Morre Orlando Senna, diretor do clássico Iracema: Uma Transa Amazônica, aos 86
Cineasta baiano também escreveu adaptação cinematográfica de Ópera do Malandro
Créditos da imagem: O cineasta Orlando Senna (Divulgação)
O diretor e roteirista Orlando Senna, mais conhecido por assinar o clássico Iracema - Uma Transa Amazônica (1975) ao lado de Jorge Bodanzky, morreu aos 86 anos. A notícia foi confirmada pela sobrinha do cineasta, Indra Rocha, nas redes sociais.
"Um homem que dedicou sua vida à arte, à cultura, à liberdade e à construção de um mundo mais humano e sensível", escreveu ela. "Um homem que, com sua imensa generosidade, abriu portas para mim e para tantas outras pessoas, sempre incentivando, acolhendo e criando conexões com nossos sonhos. Quem teve a oportunidade de conhecê-lo sabe da sua doçura, do seu humor, da sua inventividade e da forma positiva com que enxergava a vida e as pessoas".
Nascido em Afrânio Peixoto, na Bahia, Senna estreou como roteirista e diretor em Iracema - Uma Transa Amazônica, que se inspirava na obra de José de Alencar mas a repaginava para os anos 1970. Na trama, um caminhoneiro (Paulo César Peréio) se apaixona por uma prostituta (Edna de Cássia) enquanto viaja pela Transamazônica.

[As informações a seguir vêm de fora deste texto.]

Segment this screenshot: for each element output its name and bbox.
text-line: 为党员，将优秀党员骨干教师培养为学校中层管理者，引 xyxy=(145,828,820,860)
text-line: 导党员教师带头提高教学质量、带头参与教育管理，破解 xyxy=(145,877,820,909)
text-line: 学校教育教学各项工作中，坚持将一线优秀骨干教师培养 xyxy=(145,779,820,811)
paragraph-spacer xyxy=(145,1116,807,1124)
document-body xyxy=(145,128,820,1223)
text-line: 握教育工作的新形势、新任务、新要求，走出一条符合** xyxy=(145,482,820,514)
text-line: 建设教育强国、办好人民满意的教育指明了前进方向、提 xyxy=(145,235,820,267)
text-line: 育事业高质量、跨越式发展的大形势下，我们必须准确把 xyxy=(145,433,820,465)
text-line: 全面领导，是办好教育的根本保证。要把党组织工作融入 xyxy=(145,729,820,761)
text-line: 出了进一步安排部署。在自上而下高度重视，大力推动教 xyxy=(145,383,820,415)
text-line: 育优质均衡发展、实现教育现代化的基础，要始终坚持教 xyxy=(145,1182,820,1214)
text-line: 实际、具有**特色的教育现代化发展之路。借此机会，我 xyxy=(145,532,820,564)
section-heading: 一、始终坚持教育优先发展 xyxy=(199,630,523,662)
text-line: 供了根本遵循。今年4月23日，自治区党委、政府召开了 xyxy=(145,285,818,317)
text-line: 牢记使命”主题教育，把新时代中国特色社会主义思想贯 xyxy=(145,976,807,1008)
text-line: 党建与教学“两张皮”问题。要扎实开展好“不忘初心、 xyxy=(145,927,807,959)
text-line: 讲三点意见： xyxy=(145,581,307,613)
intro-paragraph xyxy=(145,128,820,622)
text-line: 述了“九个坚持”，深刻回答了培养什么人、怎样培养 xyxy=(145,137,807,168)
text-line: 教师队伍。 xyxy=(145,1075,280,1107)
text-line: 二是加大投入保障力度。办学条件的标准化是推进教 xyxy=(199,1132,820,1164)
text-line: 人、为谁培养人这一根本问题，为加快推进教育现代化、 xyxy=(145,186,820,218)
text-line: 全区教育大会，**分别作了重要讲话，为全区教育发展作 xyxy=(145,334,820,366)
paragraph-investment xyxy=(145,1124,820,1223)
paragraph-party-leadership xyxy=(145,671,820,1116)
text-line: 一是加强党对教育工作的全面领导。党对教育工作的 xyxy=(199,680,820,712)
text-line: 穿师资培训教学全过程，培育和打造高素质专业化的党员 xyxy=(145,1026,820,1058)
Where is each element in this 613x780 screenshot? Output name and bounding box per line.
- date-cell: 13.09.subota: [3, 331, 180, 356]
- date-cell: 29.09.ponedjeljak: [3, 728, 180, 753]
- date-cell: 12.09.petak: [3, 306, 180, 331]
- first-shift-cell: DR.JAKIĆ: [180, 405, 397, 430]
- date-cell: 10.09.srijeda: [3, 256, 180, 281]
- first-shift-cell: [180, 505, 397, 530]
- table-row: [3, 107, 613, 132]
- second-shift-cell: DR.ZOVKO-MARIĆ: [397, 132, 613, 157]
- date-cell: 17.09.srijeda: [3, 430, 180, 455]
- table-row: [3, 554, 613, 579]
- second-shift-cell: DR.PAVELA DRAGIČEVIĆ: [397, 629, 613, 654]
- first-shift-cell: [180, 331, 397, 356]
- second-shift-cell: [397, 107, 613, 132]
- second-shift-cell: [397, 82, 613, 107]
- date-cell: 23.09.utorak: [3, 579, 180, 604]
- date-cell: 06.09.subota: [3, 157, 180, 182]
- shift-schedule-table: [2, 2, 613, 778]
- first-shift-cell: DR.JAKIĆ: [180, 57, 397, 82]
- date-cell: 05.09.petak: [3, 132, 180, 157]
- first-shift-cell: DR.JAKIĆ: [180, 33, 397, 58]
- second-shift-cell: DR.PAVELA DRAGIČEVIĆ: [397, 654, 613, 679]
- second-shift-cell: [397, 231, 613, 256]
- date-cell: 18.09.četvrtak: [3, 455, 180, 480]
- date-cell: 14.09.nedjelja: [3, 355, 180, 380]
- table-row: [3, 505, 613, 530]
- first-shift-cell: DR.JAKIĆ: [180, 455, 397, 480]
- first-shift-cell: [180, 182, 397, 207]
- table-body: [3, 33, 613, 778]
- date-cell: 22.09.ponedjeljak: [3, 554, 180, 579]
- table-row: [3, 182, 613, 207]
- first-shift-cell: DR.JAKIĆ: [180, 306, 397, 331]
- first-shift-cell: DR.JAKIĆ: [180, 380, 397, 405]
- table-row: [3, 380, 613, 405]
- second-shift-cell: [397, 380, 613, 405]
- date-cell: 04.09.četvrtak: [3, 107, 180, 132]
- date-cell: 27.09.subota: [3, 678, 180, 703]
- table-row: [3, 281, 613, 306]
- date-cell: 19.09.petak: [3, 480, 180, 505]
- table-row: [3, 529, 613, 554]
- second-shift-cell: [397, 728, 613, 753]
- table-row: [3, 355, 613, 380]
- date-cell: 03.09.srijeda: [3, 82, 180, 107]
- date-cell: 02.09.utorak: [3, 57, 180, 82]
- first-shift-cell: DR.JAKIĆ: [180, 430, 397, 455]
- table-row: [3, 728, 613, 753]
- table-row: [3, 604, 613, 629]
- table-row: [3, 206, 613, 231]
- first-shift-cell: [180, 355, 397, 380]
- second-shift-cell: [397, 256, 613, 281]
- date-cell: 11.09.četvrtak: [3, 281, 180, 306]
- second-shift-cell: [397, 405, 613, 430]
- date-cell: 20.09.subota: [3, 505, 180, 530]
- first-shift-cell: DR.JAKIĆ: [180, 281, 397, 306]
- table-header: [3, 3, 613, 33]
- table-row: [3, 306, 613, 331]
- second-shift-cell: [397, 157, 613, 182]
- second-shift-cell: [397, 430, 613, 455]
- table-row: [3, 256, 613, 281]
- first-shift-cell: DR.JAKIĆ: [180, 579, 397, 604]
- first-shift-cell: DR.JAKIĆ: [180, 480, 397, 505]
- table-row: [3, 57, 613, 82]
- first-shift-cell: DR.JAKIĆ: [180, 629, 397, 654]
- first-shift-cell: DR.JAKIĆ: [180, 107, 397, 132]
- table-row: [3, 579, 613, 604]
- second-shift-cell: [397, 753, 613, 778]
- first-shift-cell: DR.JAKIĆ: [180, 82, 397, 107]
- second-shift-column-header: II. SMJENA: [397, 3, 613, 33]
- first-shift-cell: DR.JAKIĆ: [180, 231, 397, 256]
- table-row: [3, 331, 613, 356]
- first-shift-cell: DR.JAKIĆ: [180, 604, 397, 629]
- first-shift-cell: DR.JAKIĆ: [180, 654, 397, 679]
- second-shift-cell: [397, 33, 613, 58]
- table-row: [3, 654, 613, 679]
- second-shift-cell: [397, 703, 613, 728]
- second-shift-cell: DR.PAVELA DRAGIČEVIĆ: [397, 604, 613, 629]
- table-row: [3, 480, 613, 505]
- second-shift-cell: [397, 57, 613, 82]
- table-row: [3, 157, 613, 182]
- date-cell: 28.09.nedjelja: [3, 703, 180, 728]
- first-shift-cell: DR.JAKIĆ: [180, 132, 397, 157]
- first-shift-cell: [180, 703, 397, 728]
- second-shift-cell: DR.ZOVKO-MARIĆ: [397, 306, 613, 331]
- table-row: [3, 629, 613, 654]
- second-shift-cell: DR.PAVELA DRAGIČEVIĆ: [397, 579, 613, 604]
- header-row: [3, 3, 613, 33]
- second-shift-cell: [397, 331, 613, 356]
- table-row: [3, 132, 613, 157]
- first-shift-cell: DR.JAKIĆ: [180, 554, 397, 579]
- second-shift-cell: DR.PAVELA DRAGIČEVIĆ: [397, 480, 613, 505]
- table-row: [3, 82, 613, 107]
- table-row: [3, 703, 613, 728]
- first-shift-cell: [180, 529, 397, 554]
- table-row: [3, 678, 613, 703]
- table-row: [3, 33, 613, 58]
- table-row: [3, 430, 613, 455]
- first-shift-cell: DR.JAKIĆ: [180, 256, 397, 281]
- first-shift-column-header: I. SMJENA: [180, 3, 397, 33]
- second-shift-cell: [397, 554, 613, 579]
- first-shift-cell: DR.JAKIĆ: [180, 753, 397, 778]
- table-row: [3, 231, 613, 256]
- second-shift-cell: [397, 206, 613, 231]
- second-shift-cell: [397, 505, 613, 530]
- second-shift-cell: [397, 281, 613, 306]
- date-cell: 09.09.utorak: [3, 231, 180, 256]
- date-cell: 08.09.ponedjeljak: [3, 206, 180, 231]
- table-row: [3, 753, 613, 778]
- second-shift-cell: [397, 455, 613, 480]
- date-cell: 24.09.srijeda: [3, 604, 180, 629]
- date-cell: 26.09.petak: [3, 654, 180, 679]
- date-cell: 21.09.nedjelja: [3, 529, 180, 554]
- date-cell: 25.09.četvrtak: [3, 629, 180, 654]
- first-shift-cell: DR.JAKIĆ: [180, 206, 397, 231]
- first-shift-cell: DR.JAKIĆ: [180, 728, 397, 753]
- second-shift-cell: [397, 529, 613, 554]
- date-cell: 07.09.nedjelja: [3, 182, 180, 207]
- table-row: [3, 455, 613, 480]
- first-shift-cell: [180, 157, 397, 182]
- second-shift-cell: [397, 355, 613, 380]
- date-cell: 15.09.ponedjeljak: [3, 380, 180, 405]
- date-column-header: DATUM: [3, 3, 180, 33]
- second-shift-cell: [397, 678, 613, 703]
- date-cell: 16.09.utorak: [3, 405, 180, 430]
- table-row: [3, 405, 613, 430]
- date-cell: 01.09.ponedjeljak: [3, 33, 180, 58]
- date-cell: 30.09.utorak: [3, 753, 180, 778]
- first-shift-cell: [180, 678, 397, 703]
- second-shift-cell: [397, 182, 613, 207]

O sucesso do longa levou a uma frutífera carreira atrás das câmeras, tanto dirigindo - com Diamante Bruto (1978), A Idade da Água (2018) e Longe do Paraíso (2020) - quanto escrevendo para outros cineastas - com Coronel Delmiro Gouveia (1978), Ópera do Malandro (1985) e Iremos a Beirute (1998), entre outros.
Também foi administrador público na área cultural, tendo ocupado o cargo de secretário nacional do Audiovisual durante o primeiro governo Lula (2003-2006) e dirigido a Empresa Brasil de Comunicação (EBC) durante o período da criação da TV Brasil.
Por fim, fundou e atuou como professor da Escola Internacional de Cinema e TV de San Antonio de Los Baños, em Cuba. Entre seus alunos esteve Manuela Dias, escritora de novelas conhecida por Amor de Mãe e Vale Tudo.